Para mí, por suerte, esto no es una moda. Siempre he escrito de esto; no como
otros autores que, quizá sin proponérselo, han sido catalogados por “el
establishment literario” como los descubridores de la Literatura Rural,
sin haber vivido desde dentro esa cultura. Es como si yo, un escritor rural, me
pusiera a escribir sobre Viena, Estocolmo o Nueva York, y me consideraran como
el escritor que ha descubierto la literatura urbana. Lo que ocurre en este
país, no sucede en otros. Así nos va.
¿Ha intentado usted
escribir sobre el arte del pastoreo y, al mismo tiempo, integrarse en la
narración como un personaje más?
No lo he
tenido que intentar; mi libro, desde su inicio, es un relato literario en el
que mi yo ejerce como protagonista, junto a los pastores, de la materia
narrada. Y eso sucede con naturalidad, sin ninguna impostura ni engaño por mi
parte. Mi cultura rural siempre bebió del pastoreo. Las personas que me
enseñaron, sin saberlo, la magia y el arte de escribir poesía fueron dos
pastores, Paco y Bibiana, con los que viví los mejores instantes de mi niñez.

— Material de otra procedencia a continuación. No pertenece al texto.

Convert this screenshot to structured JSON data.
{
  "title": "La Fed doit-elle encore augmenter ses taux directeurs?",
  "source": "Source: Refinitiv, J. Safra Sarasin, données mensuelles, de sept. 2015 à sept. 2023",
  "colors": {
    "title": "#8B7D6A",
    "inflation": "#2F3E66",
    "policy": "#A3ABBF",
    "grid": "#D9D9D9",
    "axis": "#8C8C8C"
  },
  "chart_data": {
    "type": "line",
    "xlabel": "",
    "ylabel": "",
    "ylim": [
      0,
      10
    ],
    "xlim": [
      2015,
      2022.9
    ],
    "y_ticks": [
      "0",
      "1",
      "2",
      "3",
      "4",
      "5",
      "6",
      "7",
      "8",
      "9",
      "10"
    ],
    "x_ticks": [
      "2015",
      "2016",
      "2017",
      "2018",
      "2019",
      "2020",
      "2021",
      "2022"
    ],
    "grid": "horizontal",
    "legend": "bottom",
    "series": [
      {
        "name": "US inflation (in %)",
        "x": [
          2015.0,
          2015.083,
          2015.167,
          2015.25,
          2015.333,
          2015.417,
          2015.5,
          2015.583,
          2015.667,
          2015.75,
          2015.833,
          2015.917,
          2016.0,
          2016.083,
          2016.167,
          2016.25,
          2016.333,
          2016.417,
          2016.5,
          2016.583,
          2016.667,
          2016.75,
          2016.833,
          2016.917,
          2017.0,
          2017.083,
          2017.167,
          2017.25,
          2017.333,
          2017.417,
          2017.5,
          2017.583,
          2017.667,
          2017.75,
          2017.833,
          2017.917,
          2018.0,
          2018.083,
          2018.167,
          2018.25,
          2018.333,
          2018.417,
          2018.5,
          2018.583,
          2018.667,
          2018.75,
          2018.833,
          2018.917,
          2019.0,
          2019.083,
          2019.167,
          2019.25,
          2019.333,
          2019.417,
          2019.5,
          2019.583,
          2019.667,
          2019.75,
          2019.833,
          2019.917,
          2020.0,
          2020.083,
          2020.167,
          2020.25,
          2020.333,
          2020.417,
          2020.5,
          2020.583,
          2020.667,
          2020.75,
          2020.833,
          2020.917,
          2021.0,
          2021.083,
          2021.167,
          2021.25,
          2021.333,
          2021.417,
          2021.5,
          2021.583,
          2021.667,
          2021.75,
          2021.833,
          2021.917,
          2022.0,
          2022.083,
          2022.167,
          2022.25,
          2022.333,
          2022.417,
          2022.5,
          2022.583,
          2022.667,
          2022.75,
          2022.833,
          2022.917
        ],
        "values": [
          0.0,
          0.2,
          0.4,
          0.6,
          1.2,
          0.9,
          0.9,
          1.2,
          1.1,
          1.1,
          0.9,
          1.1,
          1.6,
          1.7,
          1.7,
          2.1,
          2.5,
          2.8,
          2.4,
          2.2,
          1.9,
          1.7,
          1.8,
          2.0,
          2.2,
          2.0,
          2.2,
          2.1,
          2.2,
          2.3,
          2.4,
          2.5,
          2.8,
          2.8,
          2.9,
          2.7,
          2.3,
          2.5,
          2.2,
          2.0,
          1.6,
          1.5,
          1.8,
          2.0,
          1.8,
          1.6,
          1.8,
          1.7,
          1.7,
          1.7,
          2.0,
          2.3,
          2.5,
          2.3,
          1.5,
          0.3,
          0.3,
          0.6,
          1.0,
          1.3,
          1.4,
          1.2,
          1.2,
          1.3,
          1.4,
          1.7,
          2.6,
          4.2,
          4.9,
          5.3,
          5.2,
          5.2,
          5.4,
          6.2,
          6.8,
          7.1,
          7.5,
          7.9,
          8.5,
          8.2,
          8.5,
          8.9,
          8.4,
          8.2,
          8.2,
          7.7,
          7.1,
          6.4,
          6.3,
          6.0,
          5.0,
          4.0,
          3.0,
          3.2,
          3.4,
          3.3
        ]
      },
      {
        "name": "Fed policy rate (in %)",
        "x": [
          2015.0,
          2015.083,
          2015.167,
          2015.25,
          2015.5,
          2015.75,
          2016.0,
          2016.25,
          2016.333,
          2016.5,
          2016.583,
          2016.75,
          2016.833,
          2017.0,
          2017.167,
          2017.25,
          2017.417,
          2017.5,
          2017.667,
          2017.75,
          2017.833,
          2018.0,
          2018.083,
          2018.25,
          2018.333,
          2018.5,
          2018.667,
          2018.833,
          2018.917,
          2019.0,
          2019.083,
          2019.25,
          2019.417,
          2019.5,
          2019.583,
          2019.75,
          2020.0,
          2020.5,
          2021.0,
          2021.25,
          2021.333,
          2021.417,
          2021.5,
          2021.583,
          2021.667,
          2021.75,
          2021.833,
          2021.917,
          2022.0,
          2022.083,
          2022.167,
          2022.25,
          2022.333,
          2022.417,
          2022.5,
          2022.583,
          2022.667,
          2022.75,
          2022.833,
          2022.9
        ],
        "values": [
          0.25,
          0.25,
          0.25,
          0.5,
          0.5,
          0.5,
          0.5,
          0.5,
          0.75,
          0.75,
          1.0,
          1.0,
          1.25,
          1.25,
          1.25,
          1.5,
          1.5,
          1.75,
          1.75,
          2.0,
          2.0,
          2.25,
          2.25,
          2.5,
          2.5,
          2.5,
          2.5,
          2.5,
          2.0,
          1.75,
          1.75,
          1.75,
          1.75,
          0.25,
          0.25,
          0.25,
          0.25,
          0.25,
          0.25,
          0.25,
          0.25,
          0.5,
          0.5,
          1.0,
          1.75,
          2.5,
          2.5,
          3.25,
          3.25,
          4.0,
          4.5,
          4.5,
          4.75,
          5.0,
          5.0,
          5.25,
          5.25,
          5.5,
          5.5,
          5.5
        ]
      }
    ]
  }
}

¿El comienzo de Los años de la niebla es una
auténtica invitación a sumergirse en ese silbo de un pastor que cubre los campos
de serenidad, de una profunda y sutil melancolía, como usted escribe?
No
puedo decir con seguridad si será así. Pero sí estoy seguro de que quien se
adentre en el relato que va hilando los hechos y las historias de mi libro
sentirá a cada instante el silbo de un pastor y el murmullo ambarino, sobrio,
impenitente, de las esquilas cruzando la memoria de una dehesa cubierta por el
frío. Ahí es donde reside la esencial melancolía que recorre mi libro “Los años
de la niebla”, en el frío y la niebla que envolvía el discurrir cotidiano y
vital de los pastores de mi tierra. De ello se habla en mi obra en un tono
melancólico que tiene que ver con la desaparición de un modo de ser, de estar y
de vivir.
¿Qué nos ofrecerá el siguiente volumen de su trilogía El óxido
del cielo?
Mi siguiente
libro, El óxido del cielo, es el que
echa la llave a esta trilogía rural evocando la vida de los viejos herradores,
los que herraban antaño las bestias de labranza, y de los herreros que
construían las piezas con las que se servían los agricultores para arar,
sembrar la tierra, y, unos meses después, segar la cebada o el trigo. Sus
protagonistas, un puñado de hombres curtidos en tareas campesinas, son los
últimos herradores de aquel mundo rural, sobrio y primitivo, que hace ya varias
décadas desapareció. Con la escritura de este y los otros dos libros ya
editados de la trilogía creo he llevado a cabo un proyecto literario
absolutamente atípico, a contracorriente, probablemente único en este país,
donde según parece casi todo el mundo se avergüenza y reniega de su pasado
rural. Yo, al contrario, reivindico el lugar de donde vengo y jamás me he
avergonzado de defender su memoria, mis raíces.